A présent que je suis loin de Paris,
je me sens encore plus proche de mes amis Impressionnistes.
J'avais déjà les mêmes idées qu'eux quand je suis venu à Paris. J'étais arrivé à la même conclusion qu'on utilisait les couleurs de façon trop sage, trop soignée. Tout était trop sombre.

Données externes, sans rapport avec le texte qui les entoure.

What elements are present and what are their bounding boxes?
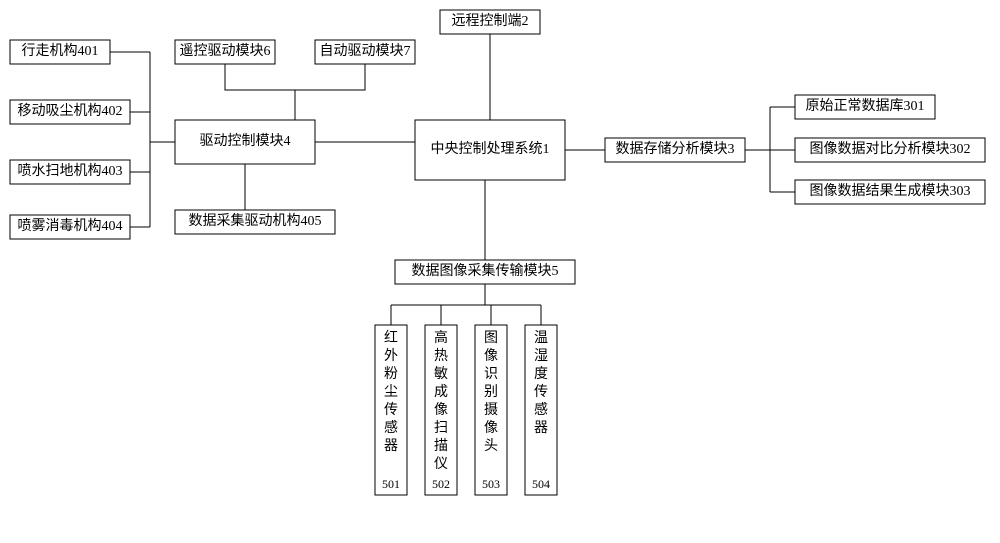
node-label-char: 识 [484,366,498,382]
node-label-char: 别 [484,384,498,400]
node-label-char: 传 [534,384,548,400]
node-label: 喷水扫地机构403 [18,163,123,179]
node-label: 中央控制处理系统1 [431,141,550,157]
node-label-char: 器 [384,439,398,454]
node-label-char: 传 [384,402,398,418]
node-n503: 图像识别摄像头503 [475,325,507,495]
node-label-char: 扫 [434,420,448,436]
node-label-char: 感 [534,401,548,418]
node-n3: 数据存储分析模块3 [605,138,745,162]
node-n404: 喷雾消毒机构404 [10,215,130,239]
node-label-char: 湿 [534,348,548,364]
node-label-char: 敏 [434,366,448,382]
node-label: 行走机构401 [22,43,99,59]
node-number: 502 [432,477,450,491]
node-label: 数据存储分析模块3 [616,141,735,157]
node-label-char: 热 [434,348,448,364]
node-label-char: 红 [384,330,398,346]
node-label-char: 头 [484,438,498,454]
edge [295,64,365,90]
node-label: 喷雾消毒机构404 [18,218,123,234]
node-number: 503 [482,477,500,491]
node-label: 数据采集驱动机构405 [189,212,322,229]
node-label-char: 感 [384,419,398,436]
node-n4: 驱动控制模块4 [175,120,315,164]
node-n405: 数据采集驱动机构405 [175,210,335,234]
node-label: 数据图像采集传输模块5 [412,262,559,279]
node-n403: 喷水扫地机构403 [10,160,130,184]
node-n1: 中央控制处理系统1 [415,120,565,180]
node-label-char: 摄 [484,402,498,418]
node-label: 图像数据结果生成模块303 [810,183,971,199]
node-label-char: 像 [434,402,448,418]
node-label-char: 描 [434,438,448,454]
node-n5: 数据图像采集传输模块5 [395,260,575,284]
node-label-char: 像 [484,348,498,364]
node-n504: 温湿度传感器 504 [525,325,557,495]
node-label: 远程控制端2 [452,13,529,29]
node-label-char: 度 [534,366,548,382]
node-label-char: 温 [534,330,548,346]
node-number: 501 [382,477,400,491]
node-n301: 原始正常数据库301 [795,95,935,119]
nodes: 远程控制端2 遥控驱动模块6 自动驱动模块7 行走机构401 移动吸尘机构402 喷水扫地… [10,10,985,495]
node-label: 驱动控制模块4 [200,133,291,149]
node-label-char: 图 [484,331,498,346]
node-n7: 自动驱动模块7 [315,40,415,64]
node-label-char: 粉 [384,366,398,382]
node-n402: 移动吸尘机构402 [10,100,130,124]
node-label: 移动吸尘机构402 [18,103,123,119]
node-n6: 遥控驱动模块6 [175,40,275,64]
node-n501: 红外粉尘传感器 501 [375,325,407,495]
node-label-char: 像 [484,420,498,436]
node-label: 自动驱动模块7 [320,43,411,59]
node-label-char: 外 [384,348,398,364]
node-n302: 图像数据对比分析模块302 [795,138,985,162]
node-label-char: 高 [434,329,448,346]
node-n502: 高热敏成像扫描仪 502 [425,325,457,495]
node-number: 504 [532,477,550,491]
node-label-char: 成 [434,384,448,400]
edge [225,64,295,120]
node-label-char: 尘 [384,384,398,400]
node-n401: 行走机构401 [10,40,110,64]
system-diagram: 远程控制端2 遥控驱动模块6 自动驱动模块7 行走机构401 移动吸尘机构402 喷水扫地… [0,0,1000,543]
node-label: 遥控驱动模块6 [180,43,271,59]
node-n303: 图像数据结果生成模块303 [795,180,985,204]
node-label: 原始正常数据库301 [806,98,925,114]
node-label-char: 仪 [434,457,448,472]
node-label: 图像数据对比分析模块302 [810,141,971,157]
node-n2: 远程控制端2 [440,10,540,34]
node-label-char: 器 [534,421,548,436]
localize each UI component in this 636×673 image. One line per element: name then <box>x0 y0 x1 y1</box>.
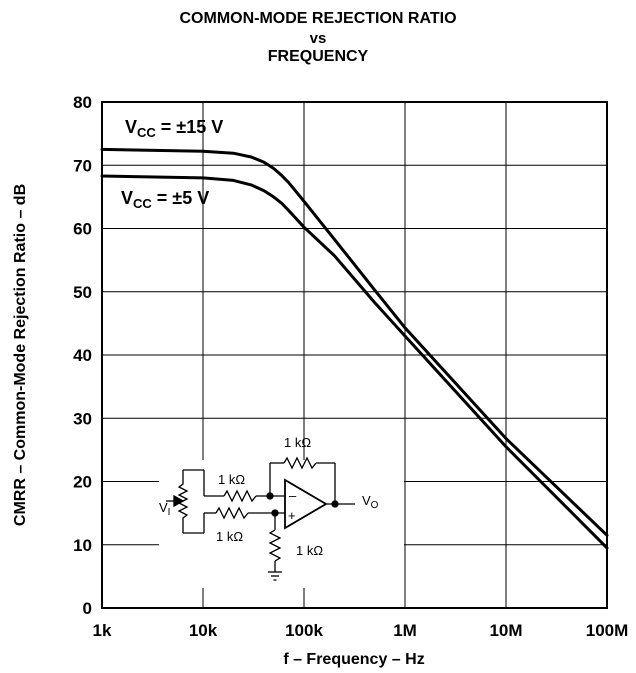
potentiometer-icon <box>177 470 189 533</box>
label-r-feedback: 1 kΩ <box>284 435 311 450</box>
y-tick-label: 70 <box>73 156 92 175</box>
output-voltage-sub: O <box>371 500 379 511</box>
curves <box>100 147 609 550</box>
series-label-15v-sub: CC <box>137 125 156 140</box>
resistor-ground-icon <box>268 529 282 562</box>
x-tick-label: 1k <box>93 621 112 640</box>
label-r-noninverting: 1 kΩ <box>216 529 243 544</box>
resistor-inverting-icon <box>223 489 257 503</box>
series-label-15v: VCC = ±15 V <box>125 117 223 140</box>
series-label-5v-main: V <box>121 188 133 208</box>
plot-frame <box>101 101 608 609</box>
x-tick-label: 100M <box>586 621 629 640</box>
wiper-arrow-icon <box>173 494 185 508</box>
y-tick-label: 80 <box>73 93 92 112</box>
schematic-background <box>159 460 404 588</box>
op-amp-minus-sign: – <box>289 488 297 503</box>
output-voltage-label: VO <box>362 493 379 511</box>
x-tick-label: 100k <box>285 621 323 640</box>
series-label-5v: VCC = ±5 V <box>121 188 209 211</box>
chart-title-line-2: vs <box>309 30 327 47</box>
op-amp-icon <box>284 478 328 530</box>
series-label-5v-rest: = ±5 V <box>152 188 209 208</box>
test-circuit-schematic <box>159 456 404 588</box>
input-voltage-sub: I <box>168 507 171 518</box>
x-tick-label: 10k <box>189 621 218 640</box>
chart-title-line-3: FREQUENCY <box>267 48 369 65</box>
y-tick-label: 20 <box>73 473 92 492</box>
y-tick-label: 60 <box>73 220 92 239</box>
x-tick-label: 10M <box>489 621 522 640</box>
series-line-vcc-5v <box>100 174 609 550</box>
x-tick-label: 1M <box>393 621 417 640</box>
x-axis-title: f – Frequency – Hz <box>283 651 424 668</box>
y-tick-label: 10 <box>73 536 92 555</box>
series-label-15v-rest: = ±15 V <box>156 117 223 137</box>
resistor-noninverting-icon <box>215 506 249 520</box>
label-r-ground: 1 kΩ <box>296 543 323 558</box>
y-tick-label: 0 <box>83 599 92 618</box>
input-voltage-label: VI <box>159 500 170 518</box>
tick-labels: 1k 10k 100k 1M 10M 100M 0 10 20 30 40 50 60 70 80 <box>73 93 628 640</box>
input-voltage-main: V <box>159 500 168 515</box>
junction-dot-noninverting <box>271 509 279 517</box>
series-label-15v-main: V <box>125 117 137 137</box>
series-label-5v-sub: CC <box>133 196 152 211</box>
label-r-inverting: 1 kΩ <box>218 472 245 487</box>
series-line-vcc-15v <box>100 147 609 537</box>
resistor-feedback-icon <box>283 456 317 470</box>
chart-title-line-1: COMMON-MODE REJECTION RATIO <box>179 10 457 27</box>
y-tick-label: 30 <box>73 409 92 428</box>
output-voltage-main: V <box>362 493 371 508</box>
junction-dot-output <box>331 500 339 508</box>
y-axis-title: CMRR – Common-Mode Rejection Ratio – dB <box>12 184 29 526</box>
junction-dot-inverting <box>266 492 274 500</box>
y-tick-label: 40 <box>73 346 92 365</box>
op-amp-plus-sign: + <box>288 508 296 523</box>
y-tick-label: 50 <box>73 283 92 302</box>
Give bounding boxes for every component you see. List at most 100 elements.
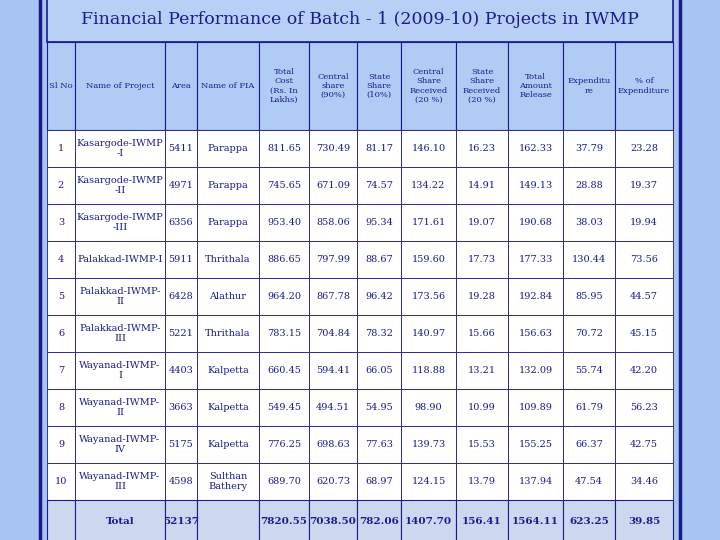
Text: % of
Expenditure: % of Expenditure [618,77,670,94]
Bar [508,426,563,463]
Bar [508,42,563,130]
Bar [456,241,508,278]
Text: 4971: 4971 [168,181,194,190]
Text: 620.73: 620.73 [316,477,350,486]
Bar [47,241,75,278]
Bar [357,278,401,315]
Text: 130.44: 130.44 [572,255,606,264]
Bar [456,463,508,500]
Text: 776.25: 776.25 [267,440,301,449]
Bar [401,278,456,315]
Text: Kalpetta: Kalpetta [207,440,249,449]
Text: 745.65: 745.65 [267,181,301,190]
Bar [165,130,197,167]
Bar [309,42,357,130]
Bar [615,500,673,540]
Text: 95.34: 95.34 [365,218,393,227]
Text: 137.94: 137.94 [518,477,553,486]
Text: Total
Cost
(Rs. In
Lakhs): Total Cost (Rs. In Lakhs) [270,68,298,104]
Text: 10.99: 10.99 [468,403,496,412]
Bar [456,352,508,389]
Text: 44.57: 44.57 [630,292,658,301]
Text: 66.05: 66.05 [365,366,393,375]
Bar [47,352,75,389]
Bar [563,167,615,204]
Text: 146.10: 146.10 [411,144,446,153]
Text: Wayanad-IWMP-
I: Wayanad-IWMP- I [79,361,161,380]
Bar [259,130,309,167]
Bar [75,167,165,204]
Text: 19.28: 19.28 [468,292,496,301]
Bar [357,463,401,500]
Text: 74.57: 74.57 [365,181,393,190]
Bar [75,130,165,167]
Text: 16.23: 16.23 [468,144,496,153]
Bar [165,167,197,204]
Bar [508,500,563,540]
Text: 9: 9 [58,440,64,449]
Bar [401,204,456,241]
Text: 8: 8 [58,403,64,412]
Bar [75,500,165,540]
Bar [456,315,508,352]
Text: 594.41: 594.41 [316,366,350,375]
Text: 1407.70: 1407.70 [405,517,452,526]
Bar [456,42,508,130]
Text: Sulthan
Bathery: Sulthan Bathery [208,472,248,491]
Bar [401,352,456,389]
Text: Area: Area [171,82,191,90]
Bar [165,426,197,463]
Bar [165,42,197,130]
Text: 173.56: 173.56 [411,292,446,301]
Bar [563,500,615,540]
Text: State
Share
(10%): State Share (10%) [366,73,392,99]
Bar [357,389,401,426]
Text: 177.33: 177.33 [518,255,553,264]
Text: 19.37: 19.37 [630,181,658,190]
Text: Financial Performance of Batch - 1 (2009-10) Projects in IWMP: Financial Performance of Batch - 1 (2009… [81,10,639,28]
Bar [401,315,456,352]
Bar [401,130,456,167]
Text: 704.84: 704.84 [316,329,350,338]
Bar [75,389,165,426]
Bar [47,500,75,540]
Bar [75,278,165,315]
Text: 5411: 5411 [168,144,194,153]
Text: Kasargode-IWMP
-I: Kasargode-IWMP -I [76,139,163,158]
Bar [563,463,615,500]
Text: Name of Project: Name of Project [86,82,154,90]
Bar [615,463,673,500]
Text: 5: 5 [58,292,64,301]
Bar [563,315,615,352]
Text: Central
Share
Received
(20 %): Central Share Received (20 %) [410,68,448,104]
Bar [165,204,197,241]
Bar [401,241,456,278]
Text: 19.94: 19.94 [630,218,658,227]
Text: 96.42: 96.42 [365,292,393,301]
Text: 39.85: 39.85 [628,517,660,526]
Text: Kasargode-IWMP
-III: Kasargode-IWMP -III [76,213,163,232]
Text: 660.45: 660.45 [267,366,301,375]
Bar [47,130,75,167]
Bar [508,278,563,315]
Text: 139.73: 139.73 [411,440,446,449]
Text: 132.09: 132.09 [518,366,552,375]
Bar [401,167,456,204]
Text: 10: 10 [55,477,67,486]
Bar [47,426,75,463]
Text: 623.25: 623.25 [569,517,609,526]
Text: 13.21: 13.21 [468,366,496,375]
Text: 98.90: 98.90 [415,403,442,412]
Bar [615,204,673,241]
Bar [508,315,563,352]
Text: 156.41: 156.41 [462,517,502,526]
Bar [508,204,563,241]
Bar [357,42,401,130]
Text: 782.06: 782.06 [359,517,399,526]
Text: Wayanad-IWMP-
IV: Wayanad-IWMP- IV [79,435,161,454]
Bar [47,315,75,352]
Text: 162.33: 162.33 [518,144,553,153]
Text: 7038.50: 7038.50 [310,517,356,526]
Bar [309,315,357,352]
Text: 14.91: 14.91 [468,181,496,190]
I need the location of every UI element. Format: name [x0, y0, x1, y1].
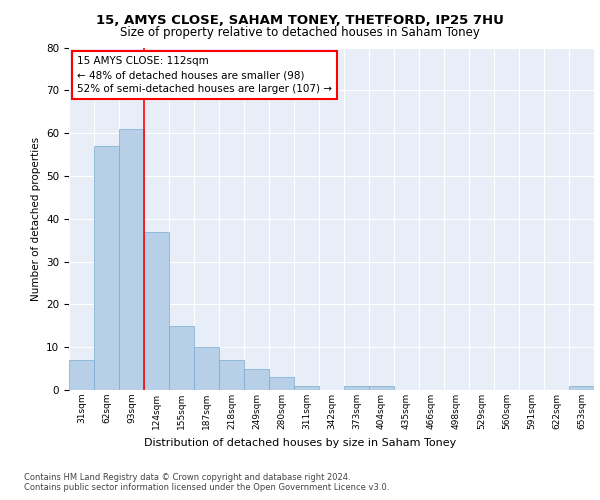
Text: Size of property relative to detached houses in Saham Toney: Size of property relative to detached ho… [120, 26, 480, 39]
Text: Contains public sector information licensed under the Open Government Licence v3: Contains public sector information licen… [24, 484, 389, 492]
Bar [344, 386, 369, 390]
Bar [69, 360, 94, 390]
Text: 15, AMYS CLOSE, SAHAM TONEY, THETFORD, IP25 7HU: 15, AMYS CLOSE, SAHAM TONEY, THETFORD, I… [96, 14, 504, 27]
Text: Contains HM Land Registry data © Crown copyright and database right 2024.: Contains HM Land Registry data © Crown c… [24, 472, 350, 482]
Text: Distribution of detached houses by size in Saham Toney: Distribution of detached houses by size … [144, 438, 456, 448]
Bar [269, 377, 294, 390]
Bar [569, 386, 594, 390]
Bar [219, 360, 244, 390]
Bar [194, 347, 219, 390]
Bar [169, 326, 194, 390]
Bar [369, 386, 394, 390]
Bar [294, 386, 319, 390]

Et dire que quand j'ai vu la première fois une exposition des Impressionnistes, j'ai eu peur. J'ai trouvé ça criard, négligé, mal dessiné, mal peint. Mais cette première impression s'est effacée quand j'ai regardé mieux.
Je me rends compte maintenant du souffle et de la liberté qu'ils ont apportés. Surtout la liberté.
En dehors des écoles qui formatent, ils peignent tout ce qui tombe sous leurs yeux, peuvent faire - comme moi maintenant une peinture par jour.
Pour eux, comme pour moi, faire un tableau est un réel plaisir.

 

Dimanche 24 juin

Quel plaisir de travailler dans les champs ! Je me sens bien mieux quand même.
Ma vue change, je sens autrement la couleur et je vois les choses avec un œil plus japonais. Il est probable que si je reste ici longtemps, je dégagerai mieux ma personnalité.
Cette semaine aux Saintes a été très positive.
Je compte y retourner bientôt peindre des marines et voir la mer.
Je pense aussi à ce magnifique ciel étoilé que j'ai vu au bord de la plage. J'aimerais le peindre. J'y rêve souvent, mais les meilleurs tableaux ont toujours ceux dont on rêve.